Question

A block $A$ of mass $2 \,m$ is placed on another block $B$ of mass $4\, m$ which in turn is placed on a fixed table. The two blocks have a same length $4 d$ and they are place ${ }^{-1}$ is shown in figure. The coefficient of friction (both static and kinetic) between the block $B$ and table is $\mu$. There is no friction between the two blocks. A small object of mass $m$ moving horizontally along a line passing through the centre of mass (CM) of the block $B$ and perpendicular to its face with a speed $v$ collides elastically with the block $B$ at a height $d$ above the table.
(a) What is the minimum value of $v$ (call it $v_{0}$ ) required to make the block $A$ to topple?

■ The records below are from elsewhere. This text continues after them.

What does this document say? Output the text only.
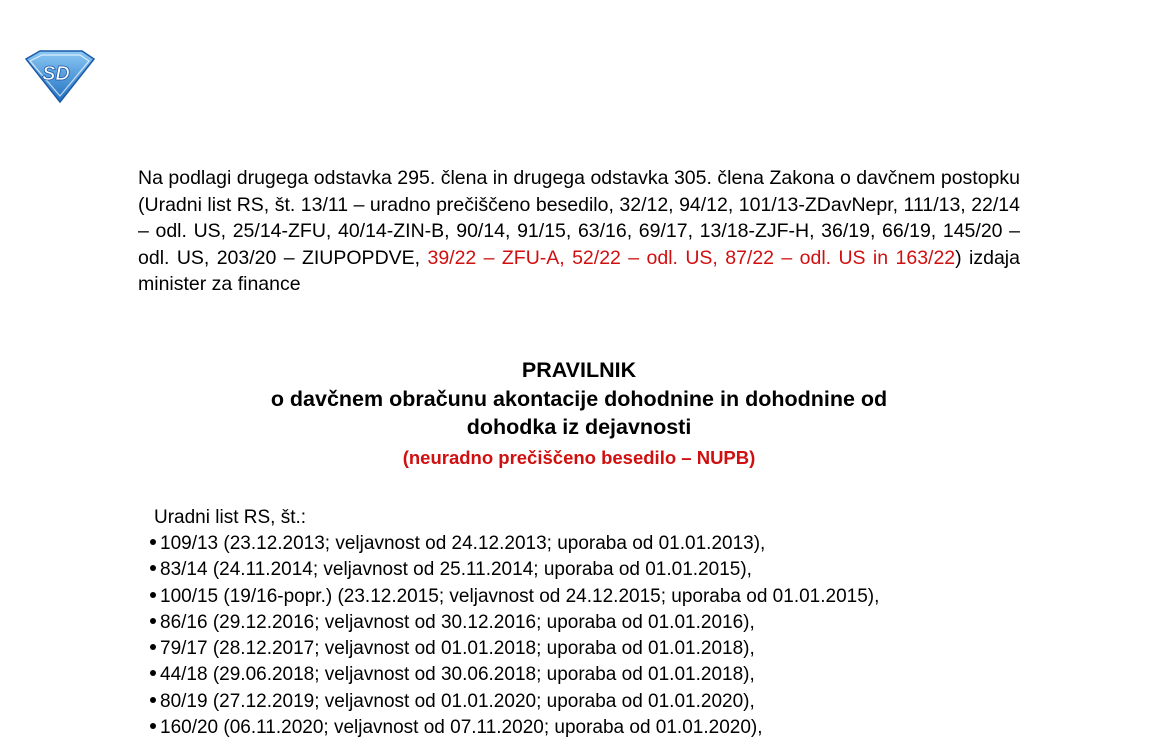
SD
Na podlagi drugega odstavka 295. člena in drugega odstavka 305. člena Zakona o davčnem postopku (Uradni list RS, št. 13/11 – uradno prečiščeno besedilo, 32/12, 94/12, 101/13-ZDavNepr, 111/13, 22/14 – odl. US, 25/14-ZFU, 40/14-ZIN-B, 90/14, 91/15, 63/16, 69/17, 13/18-ZJF-H, 36/19, 66/19, 145/20 – odl. US, 203/20 – ZIUPOPDVE, 39/22 – ZFU-A, 52/22 – odl. US, 87/22 – odl. US in 163/22) izdaja minister za finance
PRAVILNIK
o davčnem obračunu akontacije dohodnine in dohodnine od
dohodka iz dejavnosti
(neuradno prečiščeno besedilo – NUPB)
Uradni list RS, št.:
109/13 (23.12.2013; veljavnost od 24.12.2013; uporaba od 01.01.2013),
83/14 (24.11.2014; veljavnost od 25.11.2014; uporaba od 01.01.2015),
100/15 (19/16-popr.) (23.12.2015; veljavnost od 24.12.2015; uporaba od 01.01.2015),
86/16 (29.12.2016; veljavnost od 30.12.2016; uporaba od 01.01.2016),
79/17 (28.12.2017; veljavnost od 01.01.2018; uporaba od 01.01.2018),
44/18 (29.06.2018; veljavnost od 30.06.2018; uporaba od 01.01.2018),
80/19 (27.12.2019; veljavnost od 01.01.2020; uporaba od 01.01.2020),
160/20 (06.11.2020; veljavnost od 07.11.2020; uporaba od 01.01.2020),
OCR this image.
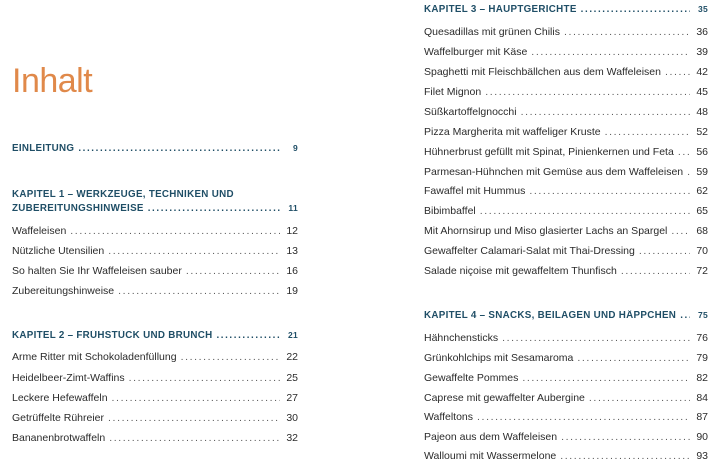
Inhalt
EINLEITUNG .....	9
KAPITEL 1 – WERKZEUGE, TECHNIKEN UND
ZUBEREITUNGSHINWEISE .....	11
Waffeleisen .....	12
Nützliche Utensilien .....	13
So halten Sie Ihr Waffeleisen sauber .....	16
Zubereitungshinweise .....	19
KAPITEL 2 – FRÜHSTÜCK UND BRUNCH .....	21
Arme Ritter mit Schokoladenfüllung .....	22
Heidelbeer-Zimt-Waffins .....	25
Leckere Hefewaffeln .....	27
Getrüffelte Rühreier .....	30
Bananenbrotwaffeln .....	32
KAPITEL 3 – HAUPTGERICHTE .....	35
Quesadillas mit grünen Chilis .....	36
Waffelburger mit Käse .....	39
Spaghetti mit Fleischbällchen aus dem Waffeleisen .....	42
Filet Mignon .....	45
Süßkartoffelgnocchi .....	48
Pizza Margherita mit waffeliger Kruste .....	52
Hühnerbrust gefüllt mit Spinat, Pinienkernen und Feta ..... 56
Parmesan-Hühnchen mit Gemüse aus dem Waffeleisen ..... 59
Fawaffel mit Hummus .....	62
Bibimbaffel .....	65
Mit Ahornsirup und Miso glasierter Lachs an Spargel .....	68
Gewaffelter Calamari-Salat mit Thai-Dressing .....	70
Salade niçoise mit gewaffeltem Thunfisch .....	72
KAPITEL 4 – SNACKS, BEILAGEN UND HÄPPCHEN .....	75
Hähnchensticks .....	76
Grünkohlchips mit Sesamaroma .....	79
Gewaffelte Pommes .....	82
Caprese mit gewaffelter Aubergine .....	84
Waffeltons .....	87
Pajeon aus dem Waffeleisen .....	90
Walloumi mit Wassermelone .....	93
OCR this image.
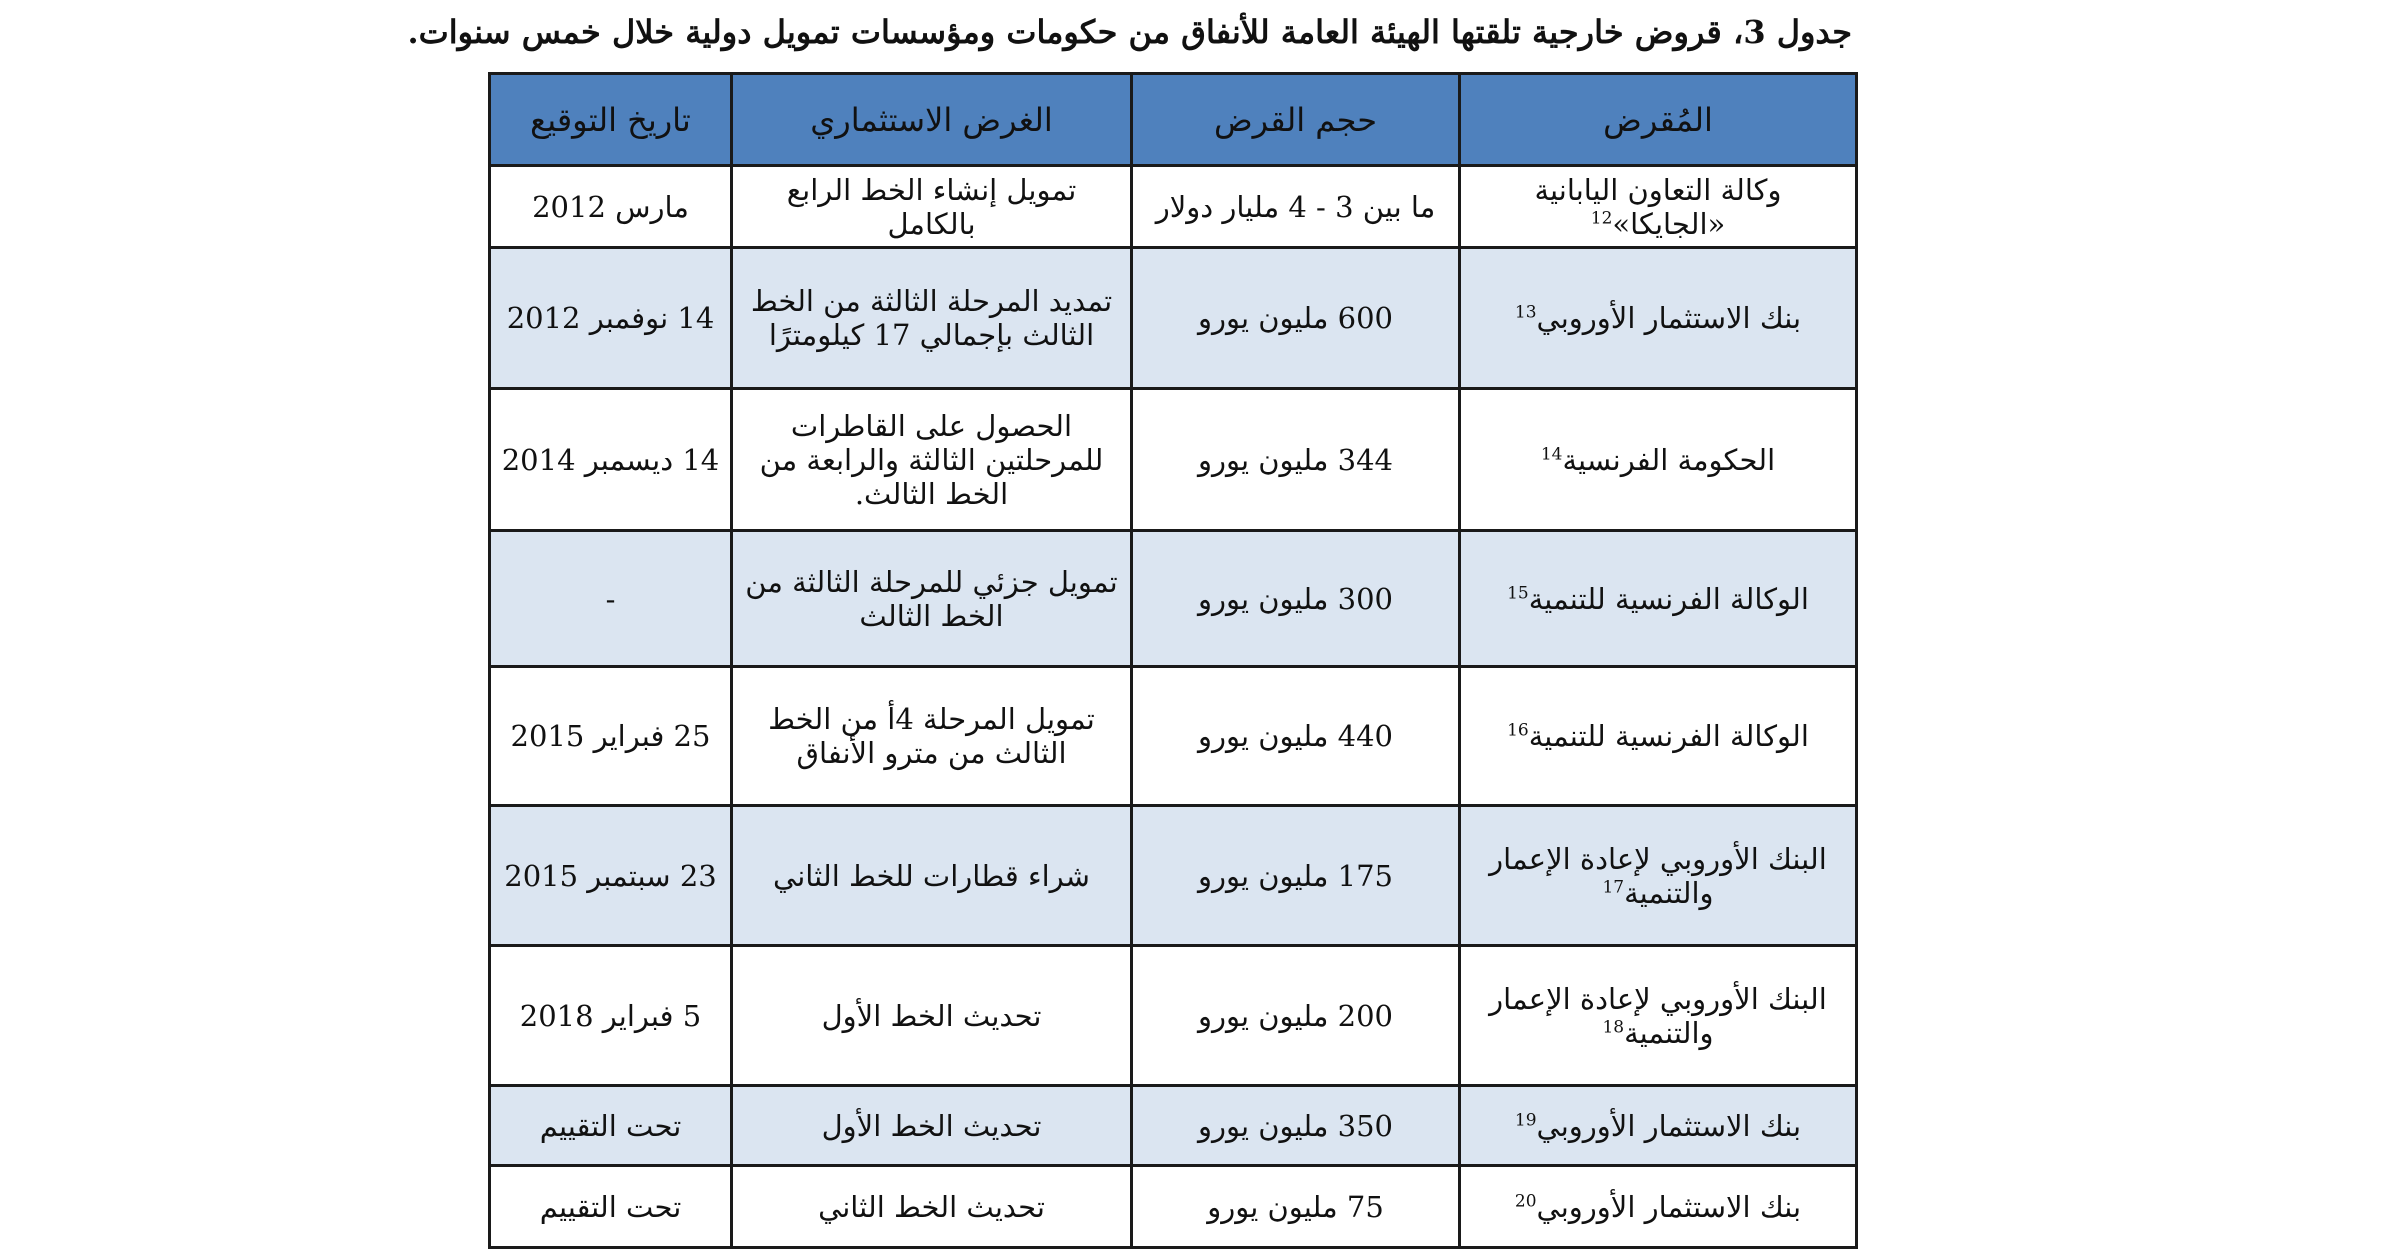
جدول 3، قروض خارجية تلقتها الهيئة العامة للأنفاق من حكومات ومؤسسات تمويل دولية خلال خمس سنوات.
المُقرض	حجم القرض	الغرض الاستثماري	تاريخ التوقيع
وكالة التعاون اليابانية «الجايكا»$^{12}$	ما بين 3 - 4 مليار دولار	تمويل إنشاء الخط الرابع بالكامل	مارس 2012
بنك الاستثمار الأوروبي$^{13}$	600 مليون يورو	تمديد المرحلة الثالثة من الخط الثالث بإجمالي 17 كيلومترًا	14 نوفمبر 2012
الحكومة الفرنسية$^{14}$	344 مليون يورو	الحصول على القاطرات للمرحلتين الثالثة والرابعة من الخط الثالث.	14 ديسمبر 2014
الوكالة الفرنسية للتنمية$^{15}$	300 مليون يورو	تمويل جزئي للمرحلة الثالثة من الخط الثالث	-
الوكالة الفرنسية للتنمية$^{16}$	440 مليون يورو	تمويل المرحلة 4أ من الخط الثالث من مترو الأنفاق	25 فبراير 2015
البنك الأوروبي لإعادة الإعمار والتنمية$^{17}$	175 مليون يورو	شراء قطارات للخط الثاني	23 سبتمبر 2015
البنك الأوروبي لإعادة الإعمار والتنمية$^{18}$	200 مليون يورو	تحديث الخط الأول	5 فبراير 2018
بنك الاستثمار الأوروبي$^{19}$	350 مليون يورو	تحديث الخط الأول	تحت التقييم
بنك الاستثمار الأوروبي$^{20}$	75 مليون يورو	تحديث الخط الثاني	تحت التقييم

(b) If $v=2 v_{0}$, find the distance (from the point $P$ in the figure) at which the mass $m$ falls on the table after collision. (Ignore the role of friction during the collision.)

Answer 1

If $v_{1}$ and $v_{2}$ are the velocities of object of mass $m$ and block of mass $4 m$, just after collision then by conservation of momentum,
$m v=m v_{1}+4 m v_{2} $
i.e. $ v=v_{1}+4 v_{2}$
Further, as collision is elastic
$\frac{1}{2} m v^{2}=\frac{1}{2} m v_{1}^{2}+\frac{1}{2} 4 m v_{2}^{2}, $
i.e. $ v^{2}=v_{1}^{2}+4 v_{2}^{2}$
Solving, these two equations we get either
$v_{2}=0 $ or $ v_{2}=\frac{2}{5} v$
Therefore, $v_{2}=\frac{2}{5} v$
Substituting in Eq. (i) $v_{1}=\frac{3}{5} v$
when $v_{2}=0, v_{1}=v_{2}$, but it is physically unacceptable.
(a) Now, after collision the block $B$ will start moving with velocity $v_{2}$ to the right. Since, there is no friction between blocks $A$ and $B$, the upper block $A$ will stay at its position and will topple if $B$ moves a distance $s$ such that
$s >2 d$
However, the motion of $B$ is retarded by frictional force $f=\mu(4 m+2 m) g$ between table and its lower surface.
So, the distance moved by $B$ till it stops
$0=v_{2}^{2}-2\left(\frac{6 \mu m g}{4 m}\right) s, $
i.e. $ s=\frac{v_{2}^{2}}{3 \mu g}$
Substituting this value of $s$ in Eq. (iii), we find that for toppling of $A$
$v_{2}^{2} >6 \mu g d$
or $\frac{2}{5} v>\sqrt{6 \mu g d}$
$\left[\right.$ as $\left.v_{2}=2 v / 5\right]$
i.e. $v >\frac{5}{2} \sqrt{6 \mu g d} $
or $v_{\min }=v_{0}=\frac{5}{2} \sqrt{6 \mu g d}$
(b) If $v=2 v_{0}=5 \sqrt{6 \mu g d}$, the object will rebound with speed $v_{1}=\frac{3}{5} v=3 \sqrt{6 \mu g d}$
and as time taken by it to fall down
$t=\sqrt{\frac{2 h}{g}}=\sqrt{\frac{2 d}{g}}$
$[$ as $h=d]$
The horizontal distance moved by it to the left of $P$ in this time $x=v_{1} t=6 d \sqrt{3 \mu}$
- Toppling will take place if line of action of weight does not pass through the base area in contact.
- $v_{1}$ and $v_{2}$ can be obtained by using the equations of head on elastic collision
$v_{1}^{\prime}=\left(\frac{m_{1}-m_{2}}{m_{1}+m_{2}}\right) v_{2}+\left(\frac{2 m_{2}}{m_{1}+m_{2}}\right) v_{2} $
and $v_{2}^{\prime}=\left(\frac{m_{2}-m_{1}}{m_{1}+m_{2}}\right) v_{2}+\left(\frac{2 m_{1}}{m_{1}+m_{2}}\right) v_{1}$